After the Museum: Rusty's Bar-B-Que and the Drive Home
Rusty's Bar-B-Que in Leeds is a genuinely local smokehouse, the kind of place that gets name-checked on the city's own tourism page. Not because a marketing team put it there, but because it belongs there. It's the right stop after two hours of walking through racing history. You're not in a hurry at that point, and the Z doesn't need you to be.
See what your current vehicle is worth if this evening is nudging the conversation in that direction. We keep the trade-in process straightforward, and summer is a solid time to make a move.
The return run back to Birmingham on I-20 West is the part of the evening the Z is built for. Alabama summer heat starts to back off later in the evening, and a two-seat sports coupe with a Bose audio system tuned specifically for the Z's cabin shape, wireless Apple CarPlay, and 400 horsepower waiting on your right foot is a genuinely good way to end a Wednesday. Or a Saturday. Either works.
The Z Is Worth Driving, Not Just Owning
We'll be straight with you about the tradeoffs, because they're real. The Nissan Z has a small trunk and two seats.

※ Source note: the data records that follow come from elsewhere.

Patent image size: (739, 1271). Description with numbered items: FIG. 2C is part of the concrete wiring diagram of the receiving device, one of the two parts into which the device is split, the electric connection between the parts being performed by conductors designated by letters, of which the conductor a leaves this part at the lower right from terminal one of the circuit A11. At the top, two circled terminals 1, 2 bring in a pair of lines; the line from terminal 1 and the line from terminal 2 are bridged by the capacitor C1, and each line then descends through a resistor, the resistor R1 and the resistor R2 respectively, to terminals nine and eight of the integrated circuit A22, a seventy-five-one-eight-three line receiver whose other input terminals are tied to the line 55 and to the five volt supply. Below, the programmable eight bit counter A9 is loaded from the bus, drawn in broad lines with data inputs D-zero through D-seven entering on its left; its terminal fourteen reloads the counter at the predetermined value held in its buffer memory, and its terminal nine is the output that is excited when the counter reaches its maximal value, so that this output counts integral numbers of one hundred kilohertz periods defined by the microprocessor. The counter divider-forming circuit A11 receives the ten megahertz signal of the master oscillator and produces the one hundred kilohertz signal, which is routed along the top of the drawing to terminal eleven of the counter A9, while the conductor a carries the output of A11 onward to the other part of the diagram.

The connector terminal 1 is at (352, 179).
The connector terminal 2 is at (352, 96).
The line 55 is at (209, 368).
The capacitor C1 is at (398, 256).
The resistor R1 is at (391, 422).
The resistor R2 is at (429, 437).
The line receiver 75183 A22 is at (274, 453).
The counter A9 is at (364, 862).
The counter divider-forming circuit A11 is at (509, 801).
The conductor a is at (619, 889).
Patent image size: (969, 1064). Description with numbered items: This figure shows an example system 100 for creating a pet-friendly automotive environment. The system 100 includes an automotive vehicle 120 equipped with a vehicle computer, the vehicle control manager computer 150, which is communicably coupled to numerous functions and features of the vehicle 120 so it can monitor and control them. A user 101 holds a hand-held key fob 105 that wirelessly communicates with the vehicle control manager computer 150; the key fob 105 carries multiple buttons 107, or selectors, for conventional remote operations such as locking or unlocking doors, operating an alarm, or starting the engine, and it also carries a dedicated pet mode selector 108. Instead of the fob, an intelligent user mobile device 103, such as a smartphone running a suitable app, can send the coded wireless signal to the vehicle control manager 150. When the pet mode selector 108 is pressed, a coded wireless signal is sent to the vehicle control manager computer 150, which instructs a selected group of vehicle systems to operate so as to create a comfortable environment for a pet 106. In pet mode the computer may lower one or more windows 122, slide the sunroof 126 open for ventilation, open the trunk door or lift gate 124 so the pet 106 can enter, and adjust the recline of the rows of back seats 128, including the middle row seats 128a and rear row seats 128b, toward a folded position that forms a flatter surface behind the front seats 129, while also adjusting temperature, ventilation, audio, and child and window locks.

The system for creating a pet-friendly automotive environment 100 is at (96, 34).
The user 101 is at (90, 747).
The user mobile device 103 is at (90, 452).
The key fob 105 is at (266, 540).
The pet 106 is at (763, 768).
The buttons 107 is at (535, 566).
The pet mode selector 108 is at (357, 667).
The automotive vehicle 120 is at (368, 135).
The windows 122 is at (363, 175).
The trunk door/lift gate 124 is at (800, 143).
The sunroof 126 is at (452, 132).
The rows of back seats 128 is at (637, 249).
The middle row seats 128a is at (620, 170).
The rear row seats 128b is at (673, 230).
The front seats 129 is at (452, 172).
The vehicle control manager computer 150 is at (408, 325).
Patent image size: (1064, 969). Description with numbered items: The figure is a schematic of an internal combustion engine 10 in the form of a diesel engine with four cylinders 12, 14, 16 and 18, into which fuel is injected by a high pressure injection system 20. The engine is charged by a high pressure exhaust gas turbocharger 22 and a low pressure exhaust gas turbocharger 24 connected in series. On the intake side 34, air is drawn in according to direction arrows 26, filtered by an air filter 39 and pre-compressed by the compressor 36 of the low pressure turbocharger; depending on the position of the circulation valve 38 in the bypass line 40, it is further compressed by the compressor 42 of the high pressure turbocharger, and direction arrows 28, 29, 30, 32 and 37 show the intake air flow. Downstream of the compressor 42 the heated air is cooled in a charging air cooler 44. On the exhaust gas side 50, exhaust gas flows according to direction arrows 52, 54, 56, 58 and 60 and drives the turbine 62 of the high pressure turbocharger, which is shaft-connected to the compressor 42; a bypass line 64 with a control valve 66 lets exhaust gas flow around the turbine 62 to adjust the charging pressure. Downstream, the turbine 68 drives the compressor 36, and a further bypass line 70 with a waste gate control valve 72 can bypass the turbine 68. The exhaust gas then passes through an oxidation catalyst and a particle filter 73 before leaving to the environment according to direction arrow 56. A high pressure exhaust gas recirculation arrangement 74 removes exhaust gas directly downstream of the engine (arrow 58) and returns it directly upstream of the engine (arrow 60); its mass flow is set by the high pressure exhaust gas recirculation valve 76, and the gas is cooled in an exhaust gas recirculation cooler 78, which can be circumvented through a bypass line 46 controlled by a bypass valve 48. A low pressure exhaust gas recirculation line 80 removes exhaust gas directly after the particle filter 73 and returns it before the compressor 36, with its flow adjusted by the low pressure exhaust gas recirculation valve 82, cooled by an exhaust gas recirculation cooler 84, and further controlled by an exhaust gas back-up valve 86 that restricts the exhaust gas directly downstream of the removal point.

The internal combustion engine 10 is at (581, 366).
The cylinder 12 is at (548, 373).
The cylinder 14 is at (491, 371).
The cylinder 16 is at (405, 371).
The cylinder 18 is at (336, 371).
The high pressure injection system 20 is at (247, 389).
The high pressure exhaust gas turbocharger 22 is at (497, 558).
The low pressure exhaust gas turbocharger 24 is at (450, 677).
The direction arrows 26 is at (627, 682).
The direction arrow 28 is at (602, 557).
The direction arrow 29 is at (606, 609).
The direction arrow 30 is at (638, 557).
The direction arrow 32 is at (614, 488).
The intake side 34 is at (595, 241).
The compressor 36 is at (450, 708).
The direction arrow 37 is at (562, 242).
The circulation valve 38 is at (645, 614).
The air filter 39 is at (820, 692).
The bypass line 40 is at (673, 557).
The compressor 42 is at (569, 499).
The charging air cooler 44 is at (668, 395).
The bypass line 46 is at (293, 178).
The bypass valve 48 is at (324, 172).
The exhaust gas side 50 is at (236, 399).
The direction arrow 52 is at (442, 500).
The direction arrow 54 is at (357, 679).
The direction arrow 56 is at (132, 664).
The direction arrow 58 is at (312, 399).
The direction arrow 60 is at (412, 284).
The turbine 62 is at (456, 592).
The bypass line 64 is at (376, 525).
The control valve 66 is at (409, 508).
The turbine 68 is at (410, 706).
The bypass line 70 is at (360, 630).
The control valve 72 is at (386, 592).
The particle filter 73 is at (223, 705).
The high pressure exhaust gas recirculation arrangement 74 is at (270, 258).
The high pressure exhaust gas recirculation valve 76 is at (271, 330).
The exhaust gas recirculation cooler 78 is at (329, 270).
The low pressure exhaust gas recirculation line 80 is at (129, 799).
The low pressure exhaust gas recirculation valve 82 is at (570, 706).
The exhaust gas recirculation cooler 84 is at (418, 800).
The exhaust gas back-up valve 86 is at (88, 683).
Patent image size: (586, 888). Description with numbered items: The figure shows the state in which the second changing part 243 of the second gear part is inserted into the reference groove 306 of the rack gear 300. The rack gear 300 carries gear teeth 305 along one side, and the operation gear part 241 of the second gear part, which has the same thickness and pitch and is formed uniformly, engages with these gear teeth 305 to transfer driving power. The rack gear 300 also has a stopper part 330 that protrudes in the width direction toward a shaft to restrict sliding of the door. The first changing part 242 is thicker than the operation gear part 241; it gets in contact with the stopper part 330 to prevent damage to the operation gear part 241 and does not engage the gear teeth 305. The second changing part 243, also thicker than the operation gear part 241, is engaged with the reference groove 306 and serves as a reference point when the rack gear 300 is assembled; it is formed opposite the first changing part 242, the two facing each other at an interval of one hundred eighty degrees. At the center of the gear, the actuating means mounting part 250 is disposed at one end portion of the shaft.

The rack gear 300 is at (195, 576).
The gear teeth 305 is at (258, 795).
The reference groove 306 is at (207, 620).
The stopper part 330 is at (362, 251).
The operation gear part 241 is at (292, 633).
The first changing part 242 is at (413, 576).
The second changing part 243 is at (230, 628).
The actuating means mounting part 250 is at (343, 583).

It requires 93-octane premium fuel to perform at its rated output. The cabin is focused on the driver, which means it's not the most spacious environment for two people on a long trip. Those are genuine limitations, not footnotes you can skip.
What it gives back is a rear-wheel-drive sports coupe with a 400-horsepower engine, an available six-speed manual with SynchroRev Match automatic rev-matching, and a suspension tuned on monotube shocks front and rear, all at a starting price that puts it below most of its sports-car competition. It's the kind of car that makes a familiar stretch of Alabama interstate feel like it has a point.
The Leeds run is about 36 miles round trip. That's enough to understand what you're dealing with, and it's a fair test before you commit to anything.